Он медленно поворачивал голову, пока зажатая в зубах сигарета не соприкоснулась с горящей спичкой.
— Чем больше книг они выпускают, тем мы слабее. Тайный двигатель издательского мира — надежда превратить писателей в безобидных овечек.
— Вам нравится балансировать на грани фанатизма. Поверьте, я тоже этим грешу. Но, послушайте, что может быть безобиднее чистого фантазерства? Вы хотите играть в бейсбол, не выходя за порог дома. Пусть это только метафора, наивная мечта, но на ней-то и держится популярность ваших книг, согласны? Вы говорите об утраченной игре, которую пытаетесь возродить, когда пишете. А если она все-таки не утрачена? Когда вы работаете над книгой, вы к чему-то стремитесь — и разве это "что-то" не совпадает с тем, что люди видят в вашем творчестве?
— Я знаю только то, что сам вижу. Или чего не вижу.

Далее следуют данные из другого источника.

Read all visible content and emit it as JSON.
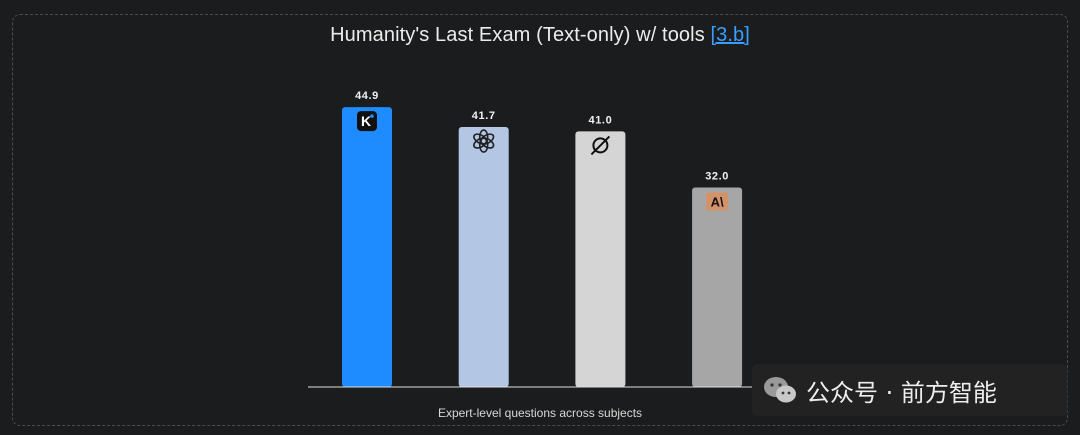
{
  "chart_data": {
    "type": "bar",
    "title": "Humanity's Last Exam (Text-only) w/ tools",
    "title_ref": "[3.b]",
    "xlabel": "Expert-level questions across subjects",
    "ylabel": "",
    "ylim": [
      0,
      47
    ],
    "grid": false,
    "categories": [
      "kimi-icon",
      "openai-icon",
      "grok-icon",
      "anthropic-icon"
    ],
    "values": [
      44.9,
      41.7,
      41.0,
      32.0
    ],
    "value_labels": [
      "44.9",
      "41.7",
      "41.0",
      "32.0"
    ],
    "colors": [
      "#1e8cff",
      "#b3c7e4",
      "#d5d5d5",
      "#a6a6a6"
    ]
  },
  "watermark": {
    "text": "公众号 · 前方智能",
    "icon": "wechat-icon"
  }
}
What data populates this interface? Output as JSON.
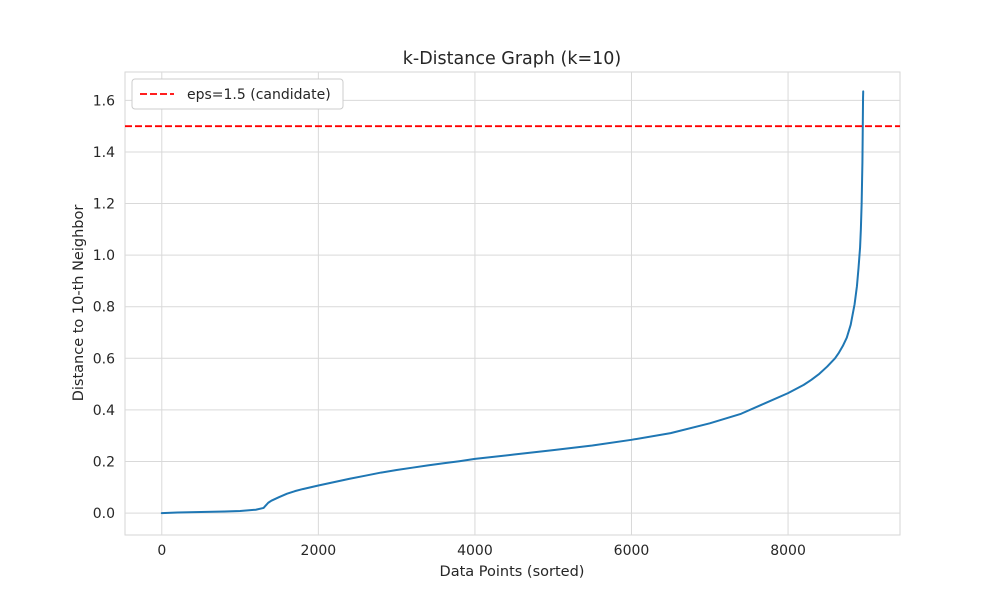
{
  "chart_data": {
    "type": "line",
    "title": "k-Distance Graph (k=10)",
    "xlabel": "Data Points (sorted)",
    "ylabel": "Distance to 10-th Neighbor",
    "xlim": [
      -470,
      9430
    ],
    "ylim": [
      -0.085,
      1.71
    ],
    "xticks": [
      0,
      2000,
      4000,
      6000,
      8000
    ],
    "yticks": [
      0.0,
      0.2,
      0.4,
      0.6,
      0.8,
      1.0,
      1.2,
      1.4,
      1.6
    ],
    "ytick_labels": [
      "0.0",
      "0.2",
      "0.4",
      "0.6",
      "0.8",
      "1.0",
      "1.2",
      "1.4",
      "1.6"
    ],
    "grid": true,
    "legend_position": "top-left",
    "series": [
      {
        "color": "#1f77b4",
        "x": [
          0,
          200,
          500,
          800,
          1000,
          1200,
          1300,
          1330,
          1360,
          1400,
          1500,
          1600,
          1700,
          1800,
          2000,
          2200,
          2400,
          2600,
          2800,
          3000,
          3200,
          3400,
          3600,
          3800,
          4000,
          4500,
          5000,
          5500,
          6000,
          6500,
          7000,
          7400,
          7700,
          8000,
          8200,
          8300,
          8400,
          8500,
          8600,
          8650,
          8700,
          8750,
          8800,
          8850,
          8880,
          8900,
          8920,
          8930,
          8940,
          8945,
          8950,
          8953,
          8955,
          8957,
          8958,
          8960
        ],
        "y": [
          0.0,
          0.002,
          0.004,
          0.006,
          0.008,
          0.013,
          0.02,
          0.03,
          0.04,
          0.048,
          0.062,
          0.075,
          0.085,
          0.093,
          0.107,
          0.12,
          0.133,
          0.145,
          0.157,
          0.167,
          0.176,
          0.185,
          0.193,
          0.201,
          0.21,
          0.227,
          0.244,
          0.262,
          0.284,
          0.31,
          0.348,
          0.385,
          0.425,
          0.465,
          0.497,
          0.517,
          0.54,
          0.568,
          0.6,
          0.622,
          0.648,
          0.68,
          0.73,
          0.81,
          0.88,
          0.95,
          1.03,
          1.1,
          1.2,
          1.28,
          1.36,
          1.45,
          1.52,
          1.58,
          1.61,
          1.635
        ]
      },
      {
        "name": "eps=1.5 (candidate)",
        "color": "#ff0000",
        "style": "dashed",
        "hline": 1.5
      }
    ]
  }
}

— Поподробнее, пожалуйста.
Он бросил спичку в пепельницу на столе.
— Истина ждет писателя в конце каждой фразы. Важно вовремя поставить точку — подловить момент, но этому постепенно обучаешься. В формальном плане истина — это ритм фразы. Амплитуда колебаний, так сказать. Свинг, так сказать. Если же брать глубже, истина — внутренняя честность писателя на его войне с языком. Я всегда воспринимал себя через синтаксис. Работая над фразой, я начинаю узнавать в ней себя, слово за словом. Язык моих книг сформировал меня как человека. Когда фраза получается, в ней есть нравственная сила. В ней звенит авторская жажда жизни. Чем больше я втягиваюсь в процесс настройки фразы, в работу с ритмом, с силлабикой, тем лучше узнаю себя. Я выковывал фразы этой книги старательно и долго — но они так и остались грубыми заготовками, потому что я перестал видеть себя в языке. Я больше не вижу матча, который комментирую, — трансляция прервана. Больше нет той плетки, которой жизнь меня подгоняла, заставляла доверять миру. Эта книга и эти годы меня укатали. Я забыл, что значит писать. Забыл свое собственное первое правило: "Не усложняй, Билл". Смелости и упорства у меня маловато. Я выдохся. Устал бороться с течением. Обходился приблизительными аналогами. Это книга какого-то другого автора. Вымученная, нескладная — я-то чувствую. Я обманом заставлял себя продолжать работу, надеяться на авось. Думаете, я преувеличиваю? Я никак не перестану возиться с книгой, которая мертва.
— А Скотт знает, что у вас на душе?
— Скотт? Скотт смекнул раньше меня. Скотт против публикации.
— Против? Какая глупость!
— Нет, не глупость. Вот именно, что не глупость.